Once again sponsored by John Smith the 159th Grand National steeplechase took place at Aintree on the 8th of April 2006. The race attracted a prize of almost £700,000 including £400,000 to the evenual winner.
In the race, the relatively unsupported Numbersixvalveverde took Nail Madden to a breathtakingly decisive win ahead of the 5/1 joint-favorite and reigning 2005 titleholder Hedgehunter ridden by the twice-victorious Ruby Walsh. He scooped second place here. Despie being a runner up. by maintaining such a high standard for two consecutive years, Walsh’s was catapulted to the upper echelons of racing fame.
Madden successfully rode the 9-year-old celebrated winner donning a yellow-spotted green color scheme that made the pair stand out from the crowd. Royal Auclair was owned by Clive Smith while Hedgehunter belonged to stable proprietor Trevor Hemmings. The credit for training Numbersixvalveverde goes to the one and only Paul Nicholls. Cornish Rebel who was steered by the legendary Joe Tizzard finished third. Only 9 of the 40 who left the starting line finished the race.
Hedgehunter , Ruby Walsh
Often referred to as John Smith’s Grand National due its sponsor, the 2005 Grand National steeplechase took place, once again, at Aintree Racecourse, Liverpool on 9th April 2005. The total prize money this time around was an eye spinning £700,000 – with the winner pegged to collect a whopping £406,000.
With 40 horses taking part, the 7/1 favorite nine-year-old Hedgehunter ably ridden by Ruby Walsh, emerged triumphant, winning by a very impressive 14 lengths. He finished the race in a fast time too, 9 minutes 21 seconds. Hedgehunter had been capably trained by Willie Mullins.
The little-known Royal Auclair at 40/1 surprised many to give Christian Williams a seemingly unlikely 2nd place. Following hot on Auclair’s heels was yet another surprise; Brian Harding atop Simply Gifted, who was 66-1 to win. A great place bet for some no doubt.

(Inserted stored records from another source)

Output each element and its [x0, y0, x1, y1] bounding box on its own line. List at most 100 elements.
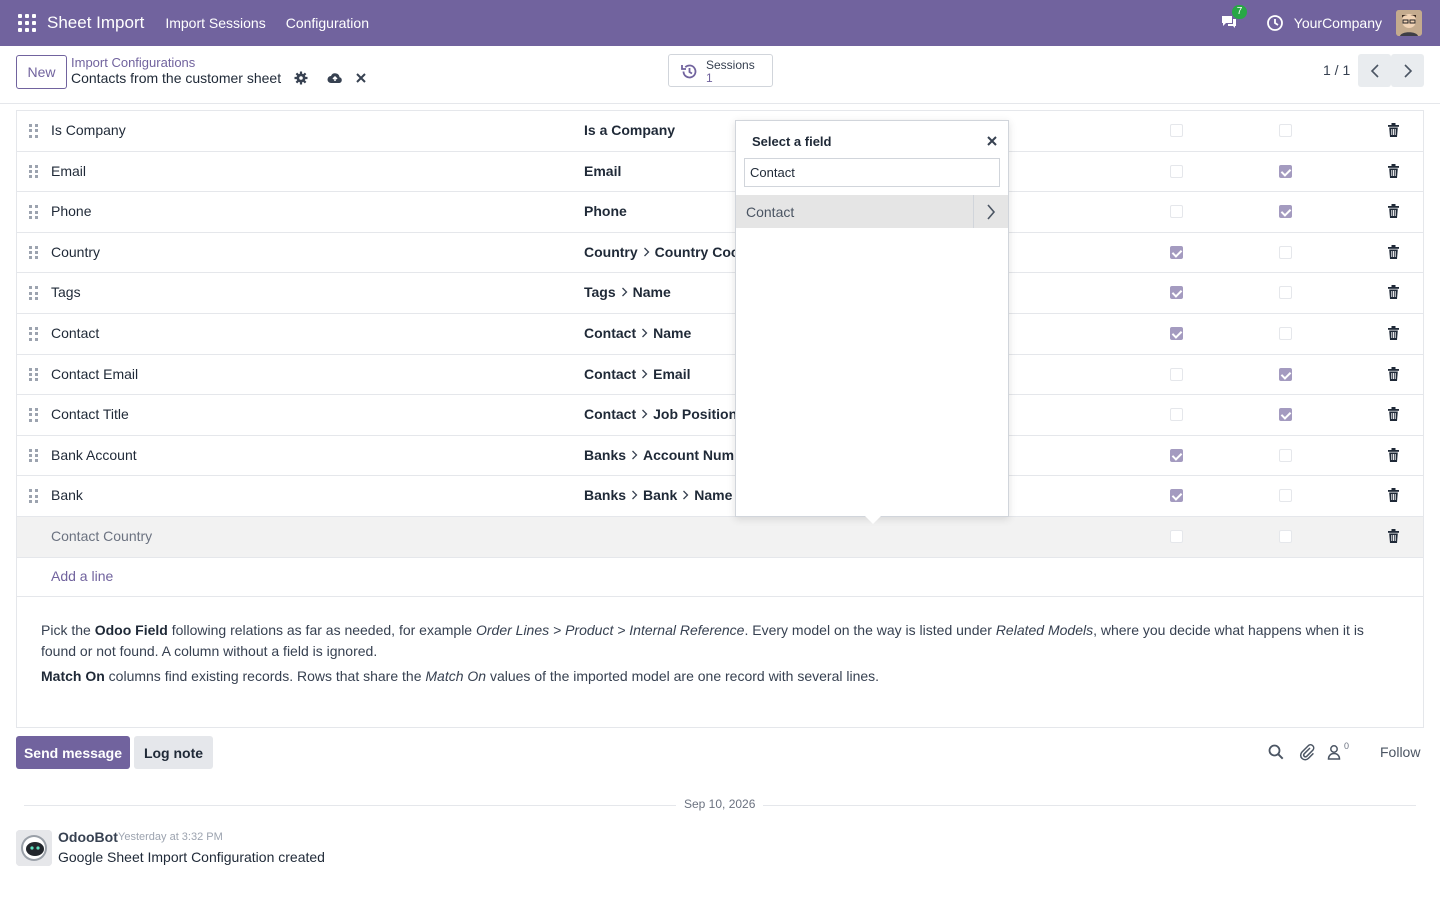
drag-handle-icon[interactable] [29, 367, 39, 382]
breadcrumb-parent[interactable]: Import Configurations [71, 55, 195, 70]
trash-icon[interactable] [1388, 366, 1399, 381]
paperclip-icon[interactable] [1298, 743, 1316, 761]
followers-icon[interactable] [1326, 743, 1344, 761]
app-brand[interactable]: Sheet Import [47, 13, 144, 33]
drag-handle-icon[interactable] [29, 286, 39, 301]
sheet-column-name[interactable]: Tags [51, 284, 81, 300]
trash-icon[interactable] [1388, 528, 1399, 543]
table-row[interactable]: Country Country Country Coc [17, 232, 1423, 274]
table-row[interactable]: Contact Contact Name [17, 313, 1423, 355]
pager-value[interactable]: 1 / 1 [1323, 62, 1350, 78]
sheet-column-name[interactable]: Contact Title [51, 406, 129, 422]
required-checkbox[interactable] [1279, 286, 1292, 300]
required-checkbox[interactable] [1279, 245, 1292, 259]
cloud-upload-save-icon[interactable] [327, 71, 343, 85]
trash-icon[interactable] [1388, 407, 1399, 422]
drag-handle-icon[interactable] [29, 448, 39, 463]
drag-handle-icon[interactable] [29, 326, 39, 341]
match-on-checkbox[interactable] [1170, 245, 1183, 259]
sheet-column-name[interactable]: Contact Email [51, 366, 138, 382]
discard-close-icon[interactable] [356, 71, 366, 85]
required-checkbox[interactable] [1279, 124, 1292, 137]
match-on-checkbox[interactable] [1170, 205, 1183, 219]
required-checkbox[interactable] [1279, 367, 1292, 381]
odoobot-avatar[interactable] [16, 830, 52, 866]
drag-handle-icon[interactable] [29, 124, 39, 138]
match-on-checkbox[interactable] [1170, 124, 1183, 137]
messages-icon[interactable]: 7 [1220, 5, 1248, 33]
odoo-field-path[interactable]: Country Country Coc [584, 244, 739, 260]
sheet-column-name[interactable]: Email [51, 163, 86, 179]
search-icon[interactable] [1267, 743, 1285, 761]
match-on-checkbox[interactable] [1170, 286, 1183, 300]
odoo-field-path[interactable]: Contact Email [584, 366, 690, 382]
required-checkbox[interactable] [1279, 164, 1292, 178]
required-checkbox[interactable] [1279, 326, 1292, 340]
add-line-link[interactable]: Add a line [51, 568, 113, 584]
trash-icon[interactable] [1388, 204, 1399, 219]
required-checkbox[interactable] [1279, 529, 1292, 543]
odoo-field-path[interactable]: Banks Bank Name [584, 487, 732, 503]
odoo-field-path[interactable]: Contact Job Position [584, 406, 737, 422]
table-row[interactable]: Phone Phone [17, 192, 1423, 233]
trash-icon[interactable] [1388, 285, 1399, 300]
drag-handle-icon[interactable] [29, 245, 39, 260]
match-on-checkbox[interactable] [1170, 489, 1183, 503]
table-row[interactable]: Contact Email Contact Email [17, 354, 1423, 396]
odoo-field-path[interactable]: Banks Account Numb [584, 447, 743, 463]
odoo-field-path[interactable]: Phone [584, 203, 627, 219]
required-checkbox[interactable] [1279, 408, 1292, 422]
table-row[interactable]: Contact Title Contact Job Position [17, 395, 1423, 436]
match-on-checkbox[interactable] [1170, 367, 1183, 381]
log-note-button[interactable]: Log note [134, 736, 213, 769]
trash-icon[interactable] [1388, 244, 1399, 259]
field-option-contact[interactable]: Contact [736, 195, 1008, 228]
sheet-column-name[interactable]: Contact [51, 325, 99, 341]
required-checkbox[interactable] [1279, 205, 1292, 219]
match-on-checkbox[interactable] [1170, 326, 1183, 340]
follow-button[interactable]: Follow [1380, 744, 1420, 760]
new-button[interactable]: New [16, 55, 67, 89]
gear-icon[interactable] [294, 71, 308, 85]
trash-icon[interactable] [1388, 325, 1399, 340]
odoo-field-path[interactable]: Contact Name [584, 325, 691, 341]
sheet-column-name[interactable]: Bank Account [51, 447, 137, 463]
sessions-smart-button[interactable]: Sessions 1 [668, 54, 773, 87]
table-row[interactable]: Bank Banks Bank Name [17, 476, 1423, 517]
pager-next-button[interactable] [1391, 54, 1424, 87]
trash-icon[interactable] [1388, 123, 1399, 137]
menu-import-sessions[interactable]: Import Sessions [165, 15, 265, 31]
close-icon[interactable] [986, 134, 998, 146]
odoo-field-path[interactable]: Email [584, 163, 621, 179]
trash-icon[interactable] [1388, 488, 1399, 503]
match-on-checkbox[interactable] [1170, 164, 1183, 178]
match-on-checkbox[interactable] [1170, 408, 1183, 422]
drag-handle-icon[interactable] [29, 489, 39, 503]
table-row[interactable]: Bank Account Banks Account Numb [17, 435, 1423, 477]
apps-menu-icon[interactable] [18, 14, 36, 32]
sheet-column-name[interactable]: Phone [51, 203, 91, 219]
table-row[interactable]: Email Email [17, 151, 1423, 193]
drag-handle-icon[interactable] [29, 164, 39, 179]
sheet-column-name[interactable]: Contact Country [51, 528, 152, 544]
trash-icon[interactable] [1388, 447, 1399, 462]
drag-handle-icon[interactable] [29, 205, 39, 219]
trash-icon[interactable] [1388, 163, 1399, 178]
required-checkbox[interactable] [1279, 448, 1292, 462]
sheet-column-name[interactable]: Is Company [51, 122, 126, 138]
table-row[interactable]: Contact Country [17, 516, 1423, 558]
activity-clock-icon[interactable] [1266, 14, 1284, 32]
odoo-field-path[interactable]: Tags Name [584, 284, 671, 300]
message-author[interactable]: OdooBot [58, 829, 118, 845]
match-on-checkbox[interactable] [1170, 529, 1183, 543]
match-on-checkbox[interactable] [1170, 448, 1183, 462]
sheet-column-name[interactable]: Country [51, 244, 100, 260]
menu-configuration[interactable]: Configuration [286, 15, 369, 31]
pager-previous-button[interactable] [1358, 54, 1391, 87]
send-message-button[interactable]: Send message [16, 736, 130, 769]
required-checkbox[interactable] [1279, 489, 1292, 503]
drag-handle-icon[interactable] [29, 408, 39, 422]
sheet-column-name[interactable]: Bank [51, 487, 83, 503]
user-avatar[interactable] [1396, 10, 1422, 36]
table-row[interactable]: Is Company Is a Company [17, 111, 1423, 152]
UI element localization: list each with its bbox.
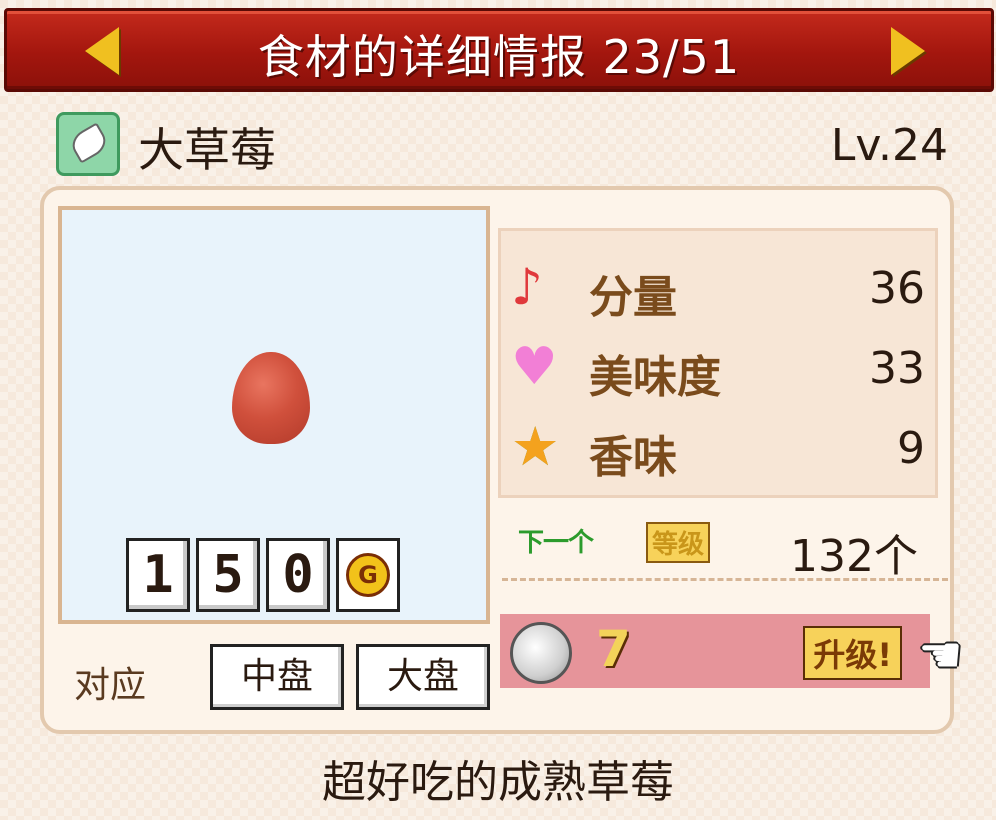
item-description: 超好吃的成熟草莓 (322, 757, 674, 808)
next-tag: 下一个 (518, 528, 594, 558)
gold-icon: G (336, 538, 400, 612)
plate-large-button[interactable]: 大盘 (356, 644, 490, 710)
plate-medium-button[interactable]: 中盘 (210, 644, 344, 710)
star-icon: ★ (511, 415, 560, 478)
stat-row-amount: ♪ 分量 36 (501, 251, 935, 327)
stat-value: 9 (897, 423, 925, 474)
divider (502, 578, 948, 581)
stat-label: 香味 (589, 432, 677, 483)
price-digit: 5 (196, 538, 260, 612)
currency-label: G (346, 553, 390, 597)
next-level-value: 132个 (790, 531, 918, 582)
upgrade-bar[interactable]: 7 升级! (500, 614, 930, 688)
next-arrow-icon[interactable] (891, 27, 925, 75)
price-display: 1 5 0 G (126, 538, 400, 612)
item-level: Lv.24 (830, 120, 948, 171)
stat-row-aroma: ★ 香味 9 (501, 411, 935, 487)
title-bar: 食材的详细情报 23/51 (4, 8, 994, 92)
stat-label: 分量 (589, 272, 677, 323)
stat-value: 33 (869, 343, 925, 394)
coin-count: 7 (596, 620, 631, 678)
item-name: 大草莓 (138, 123, 276, 177)
level-tag: 等级 (646, 522, 711, 563)
stats-box: ♪ 分量 36 ♥ 美味度 33 ★ 香味 9 (498, 228, 938, 498)
price-digit: 0 (266, 538, 330, 612)
stat-value: 36 (869, 263, 925, 314)
leaf-icon (56, 112, 120, 176)
compat-label: 对应 (74, 665, 147, 706)
heart-icon: ♥ (511, 337, 558, 397)
price-digit: 1 (126, 538, 190, 612)
stat-label: 美味度 (589, 352, 721, 403)
page-title: 食材的详细情报 23/51 (257, 30, 741, 84)
silver-coin-icon (510, 622, 572, 684)
upgrade-button[interactable]: 升级! (803, 626, 902, 680)
music-note-icon: ♪ (511, 258, 543, 316)
next-level-row: 下一个 等级 132个 (498, 512, 932, 582)
pointing-hand-icon: ☚ (918, 626, 963, 684)
stat-row-taste: ♥ 美味度 33 (501, 331, 935, 407)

Interesting tidbits, the race was delays by almost half an hour due to the marriage of Prince Charles to Camila Bowles. More than half of the fielded runners finished the course, which isn’t bad going. The 2005 Grand National Aintree attendance of over 70,000 was ranked as the biggest since the National of 1997.
The 2004 Grand National steeplechase event, proudly sponsored by Martell took place on 3rd of April. This was the 157th official Grand National and as per usual was held at Aintree, Liverpool – England.
In the ballpark of a number of the past Grand National tournaments, the race involved a total of 40 horses. The aggregate prize money amounted to £600,000 comprising of a generous £348,000 to the winner.
Graham Lee, a champion jockey who had impressed many times previously, finally clinched the highest honour of them all, but winning the National. He achieved this history making feat by 3 lengths atop Amberleigh – an equally star-studded victor who had showed much promise for years. Amberleigh House had been trained by Ginger McCain, a renowned English stable operator. While Amberleigh was backed before the off it was still available a 16-1.
There were 11 finishers out of 39 runners who participated in the race. Clan Royal, the chosen mount for the talented Liam Cooper, scooped the second position to claim a slice of the substantial prize money available. Lord Atterbury ridden by Mark Bradburne, finished third.
The 2003 Grand National was the 156th occurence of this prestigious race and took place at Aintree on 3:45 British Summer Time, on the 5th of April, 2003. The 10-year-old 16/1 shot Monty’s Pass was ably captained by none other than respected rider Barry Geraghty.
The unforgiving Monty’s Pass took apart the other 40 racers to clinch the Grand National crown within a terrific time of 9 minutes and 21 seconds. The impressive winner had been trained by Jimmy Mangan of Cork, Ireland.
Covering a course that stretched 4 miles and 4 furlongs, the event saw only 14 of the participating 40 jockeys cross the finishing line. Unlike the previous year when two horses succumbed to this punishing race, in 2003 one fatality was recorded. Still anything other than zero is of course a tragedy. Although the number of successful finishers decreased slightly set against 2002, the fact that Monty’s Pass ran the course in such a fast time, but this a thrilling event.
Many horses favoured before the race only succeeded in disappointing. Shotgun Willy had been a popular favorite after winning the Red Square Vodka Cup at Haydock that same year. Going off as the 7/1 likely, or rather favoured, victor, the horse paled in comparison to some less favoured competitors and tailed off midway through the race. Youllneverwalkalone, a fan of many liverpudlians for obvious reasons, had previously emboldened many fans hopes of success before finally yielding at the 11th fence as a result of injury.
Second place went to the determined Leighton Aspell mounting Supreme Glory, while Amberleigh House handed Graham Lee third slot.